Perhaps the most important task a nation can carry out is an honest review of its own history. Our racism of course stems mainly from our British roots and is closely linked to colonialist and imperialist practices. Happily, the post-WW2 generations have started to come to grips with racism, but it is an endless struggle that must be carried on unceasingly.
This could not have happened however, without the efforts of many decent people, who - over the years - have abhorred the racist behaviour of so many, including those in high places in our various governments.
If we are to continue this struggle in a rational and sensible way, then surely we must - as citizens - take collective responsibility for our own historical narrative and confront it whenever possible.

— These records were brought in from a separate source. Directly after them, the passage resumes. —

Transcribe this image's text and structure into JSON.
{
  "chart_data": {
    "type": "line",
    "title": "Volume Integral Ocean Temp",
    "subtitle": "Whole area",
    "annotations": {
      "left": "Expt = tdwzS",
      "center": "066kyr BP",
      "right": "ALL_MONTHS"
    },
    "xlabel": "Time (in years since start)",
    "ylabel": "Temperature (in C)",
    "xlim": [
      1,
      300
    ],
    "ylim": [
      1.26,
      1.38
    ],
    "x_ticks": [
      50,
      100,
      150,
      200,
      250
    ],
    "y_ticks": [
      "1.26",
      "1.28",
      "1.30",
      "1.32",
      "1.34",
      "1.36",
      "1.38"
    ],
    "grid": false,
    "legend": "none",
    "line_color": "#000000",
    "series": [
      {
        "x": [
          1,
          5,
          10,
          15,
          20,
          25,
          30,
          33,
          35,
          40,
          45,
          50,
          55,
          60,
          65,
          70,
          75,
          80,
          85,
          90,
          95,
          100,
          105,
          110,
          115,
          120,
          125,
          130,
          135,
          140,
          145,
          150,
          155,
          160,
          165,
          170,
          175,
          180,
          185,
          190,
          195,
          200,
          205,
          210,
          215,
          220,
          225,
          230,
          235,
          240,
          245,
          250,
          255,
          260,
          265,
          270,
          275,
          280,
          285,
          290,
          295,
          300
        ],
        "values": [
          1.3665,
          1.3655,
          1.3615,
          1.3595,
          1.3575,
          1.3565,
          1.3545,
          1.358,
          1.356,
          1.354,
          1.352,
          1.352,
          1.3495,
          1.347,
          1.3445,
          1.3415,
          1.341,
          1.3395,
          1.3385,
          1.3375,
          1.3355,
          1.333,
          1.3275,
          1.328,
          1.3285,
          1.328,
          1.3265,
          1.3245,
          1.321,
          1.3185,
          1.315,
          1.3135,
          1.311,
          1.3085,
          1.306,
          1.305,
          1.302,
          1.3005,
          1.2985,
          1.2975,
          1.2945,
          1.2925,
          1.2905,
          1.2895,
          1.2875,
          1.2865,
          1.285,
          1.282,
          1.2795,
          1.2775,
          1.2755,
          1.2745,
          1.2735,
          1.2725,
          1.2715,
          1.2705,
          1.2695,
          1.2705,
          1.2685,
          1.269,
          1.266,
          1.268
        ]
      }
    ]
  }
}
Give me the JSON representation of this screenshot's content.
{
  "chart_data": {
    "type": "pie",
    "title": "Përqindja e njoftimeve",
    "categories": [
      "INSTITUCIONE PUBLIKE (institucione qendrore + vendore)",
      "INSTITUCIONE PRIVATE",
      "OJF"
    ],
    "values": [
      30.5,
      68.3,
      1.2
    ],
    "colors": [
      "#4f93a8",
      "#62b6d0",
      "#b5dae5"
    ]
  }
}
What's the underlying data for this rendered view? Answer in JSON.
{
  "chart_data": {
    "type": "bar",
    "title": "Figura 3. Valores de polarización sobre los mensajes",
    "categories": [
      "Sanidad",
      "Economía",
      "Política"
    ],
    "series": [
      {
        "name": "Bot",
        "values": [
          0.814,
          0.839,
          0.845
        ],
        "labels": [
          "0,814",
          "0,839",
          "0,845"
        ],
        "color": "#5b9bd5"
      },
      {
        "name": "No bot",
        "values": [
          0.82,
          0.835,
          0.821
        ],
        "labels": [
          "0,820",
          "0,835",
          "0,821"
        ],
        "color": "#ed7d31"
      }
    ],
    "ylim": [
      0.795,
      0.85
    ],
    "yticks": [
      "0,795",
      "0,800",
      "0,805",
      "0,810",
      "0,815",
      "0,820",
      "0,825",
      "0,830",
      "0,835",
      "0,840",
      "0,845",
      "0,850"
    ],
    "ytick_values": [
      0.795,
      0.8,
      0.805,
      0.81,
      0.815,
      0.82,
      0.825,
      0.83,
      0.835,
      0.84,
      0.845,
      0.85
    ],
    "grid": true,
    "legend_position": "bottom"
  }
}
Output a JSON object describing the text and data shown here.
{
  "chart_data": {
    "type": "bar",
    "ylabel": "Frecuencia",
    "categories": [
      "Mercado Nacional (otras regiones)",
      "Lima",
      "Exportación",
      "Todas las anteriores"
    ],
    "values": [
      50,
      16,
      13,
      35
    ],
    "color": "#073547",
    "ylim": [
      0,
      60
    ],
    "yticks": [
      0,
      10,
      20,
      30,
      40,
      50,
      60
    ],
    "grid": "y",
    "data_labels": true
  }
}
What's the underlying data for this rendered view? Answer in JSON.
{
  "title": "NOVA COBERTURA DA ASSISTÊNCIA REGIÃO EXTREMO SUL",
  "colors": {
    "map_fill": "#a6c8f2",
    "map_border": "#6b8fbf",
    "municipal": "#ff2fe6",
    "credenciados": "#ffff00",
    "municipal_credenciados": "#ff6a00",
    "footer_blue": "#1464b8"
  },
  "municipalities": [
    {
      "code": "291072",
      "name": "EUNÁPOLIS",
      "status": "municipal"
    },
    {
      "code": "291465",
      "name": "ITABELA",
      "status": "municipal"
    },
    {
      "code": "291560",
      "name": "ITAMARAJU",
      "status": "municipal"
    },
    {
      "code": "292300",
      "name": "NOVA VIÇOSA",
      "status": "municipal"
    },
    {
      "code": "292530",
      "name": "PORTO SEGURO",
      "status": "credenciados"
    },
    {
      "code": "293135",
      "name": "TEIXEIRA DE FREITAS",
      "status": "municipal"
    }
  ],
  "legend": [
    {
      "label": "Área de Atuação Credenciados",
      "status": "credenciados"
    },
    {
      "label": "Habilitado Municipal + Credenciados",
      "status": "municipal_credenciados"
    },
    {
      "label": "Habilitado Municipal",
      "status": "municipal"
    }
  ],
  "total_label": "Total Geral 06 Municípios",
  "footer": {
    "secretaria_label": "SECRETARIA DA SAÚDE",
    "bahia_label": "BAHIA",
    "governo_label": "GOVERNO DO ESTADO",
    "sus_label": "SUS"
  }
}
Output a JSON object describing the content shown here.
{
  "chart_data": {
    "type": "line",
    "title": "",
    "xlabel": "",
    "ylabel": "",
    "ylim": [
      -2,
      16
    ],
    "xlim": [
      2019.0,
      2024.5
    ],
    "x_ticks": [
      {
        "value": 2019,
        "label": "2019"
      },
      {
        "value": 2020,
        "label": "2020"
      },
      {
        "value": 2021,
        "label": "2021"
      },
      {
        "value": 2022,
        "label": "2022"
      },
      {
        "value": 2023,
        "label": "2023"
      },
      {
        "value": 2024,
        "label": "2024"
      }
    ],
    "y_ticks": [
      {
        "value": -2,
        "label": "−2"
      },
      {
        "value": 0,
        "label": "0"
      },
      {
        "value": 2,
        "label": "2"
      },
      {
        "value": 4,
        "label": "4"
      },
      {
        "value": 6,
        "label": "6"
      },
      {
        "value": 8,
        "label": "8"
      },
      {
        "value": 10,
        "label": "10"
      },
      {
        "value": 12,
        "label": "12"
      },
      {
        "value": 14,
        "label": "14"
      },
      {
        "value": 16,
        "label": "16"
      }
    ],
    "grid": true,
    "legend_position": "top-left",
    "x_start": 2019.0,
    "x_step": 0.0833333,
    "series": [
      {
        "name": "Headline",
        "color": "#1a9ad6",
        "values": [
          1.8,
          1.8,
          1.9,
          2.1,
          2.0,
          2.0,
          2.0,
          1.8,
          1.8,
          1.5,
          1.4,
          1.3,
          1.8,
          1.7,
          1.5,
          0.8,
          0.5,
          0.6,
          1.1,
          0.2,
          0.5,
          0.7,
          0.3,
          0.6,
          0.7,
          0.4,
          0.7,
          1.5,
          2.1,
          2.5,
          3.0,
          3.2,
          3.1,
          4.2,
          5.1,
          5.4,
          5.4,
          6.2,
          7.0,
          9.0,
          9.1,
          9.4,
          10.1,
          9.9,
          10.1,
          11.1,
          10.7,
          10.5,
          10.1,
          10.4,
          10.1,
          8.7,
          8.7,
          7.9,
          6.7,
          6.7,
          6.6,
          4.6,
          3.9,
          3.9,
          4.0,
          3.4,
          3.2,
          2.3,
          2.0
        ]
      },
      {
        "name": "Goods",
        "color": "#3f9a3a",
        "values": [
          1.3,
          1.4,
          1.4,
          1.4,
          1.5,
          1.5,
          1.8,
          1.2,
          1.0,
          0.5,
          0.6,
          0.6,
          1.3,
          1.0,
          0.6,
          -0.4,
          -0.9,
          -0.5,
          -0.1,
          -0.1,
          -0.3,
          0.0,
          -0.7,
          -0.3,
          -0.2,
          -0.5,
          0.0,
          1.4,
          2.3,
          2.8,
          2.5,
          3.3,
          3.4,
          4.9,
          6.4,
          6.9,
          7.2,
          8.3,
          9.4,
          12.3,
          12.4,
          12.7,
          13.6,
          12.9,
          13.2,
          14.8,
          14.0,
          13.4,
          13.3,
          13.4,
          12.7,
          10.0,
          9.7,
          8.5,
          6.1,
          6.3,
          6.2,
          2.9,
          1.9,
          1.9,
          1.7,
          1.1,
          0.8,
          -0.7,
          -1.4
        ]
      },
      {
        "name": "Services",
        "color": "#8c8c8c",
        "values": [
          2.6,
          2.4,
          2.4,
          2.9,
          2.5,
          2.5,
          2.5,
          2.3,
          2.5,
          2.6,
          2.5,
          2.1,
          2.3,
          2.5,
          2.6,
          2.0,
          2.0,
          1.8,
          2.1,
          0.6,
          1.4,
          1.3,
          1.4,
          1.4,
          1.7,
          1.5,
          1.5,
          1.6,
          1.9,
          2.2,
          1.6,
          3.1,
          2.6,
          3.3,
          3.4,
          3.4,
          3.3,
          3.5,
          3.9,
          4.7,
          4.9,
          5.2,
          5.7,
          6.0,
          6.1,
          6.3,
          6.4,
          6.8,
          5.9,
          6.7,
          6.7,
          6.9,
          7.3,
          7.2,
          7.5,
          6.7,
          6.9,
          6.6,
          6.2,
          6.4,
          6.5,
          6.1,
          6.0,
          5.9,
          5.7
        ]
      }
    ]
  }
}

Anti-Semitism, which I suggest ought to include anti-Islamic behaviour, is indeed a scourge that must be confronted whenever and wherever it shows itself.
I remember a story told to me years ago by an old Palestinian gentleman...he said that he remembered as a boy, his father going to a Jewish neighbour's home to light the Sabbath lamps. He said that the custom was for the Jewish neighbour to light his family's lamps on the Muslim Holy Day.
That of course was before the troubles in Palestine grew so volatile that such practices were frowned upon by leaders of both religious groups.
My question for Dr. Keefer is- to what extent, if any, do you think that political Zionism in Israel has contributed to racism there and if so - has it had negative repercussions for a multi-cultural society such as ours?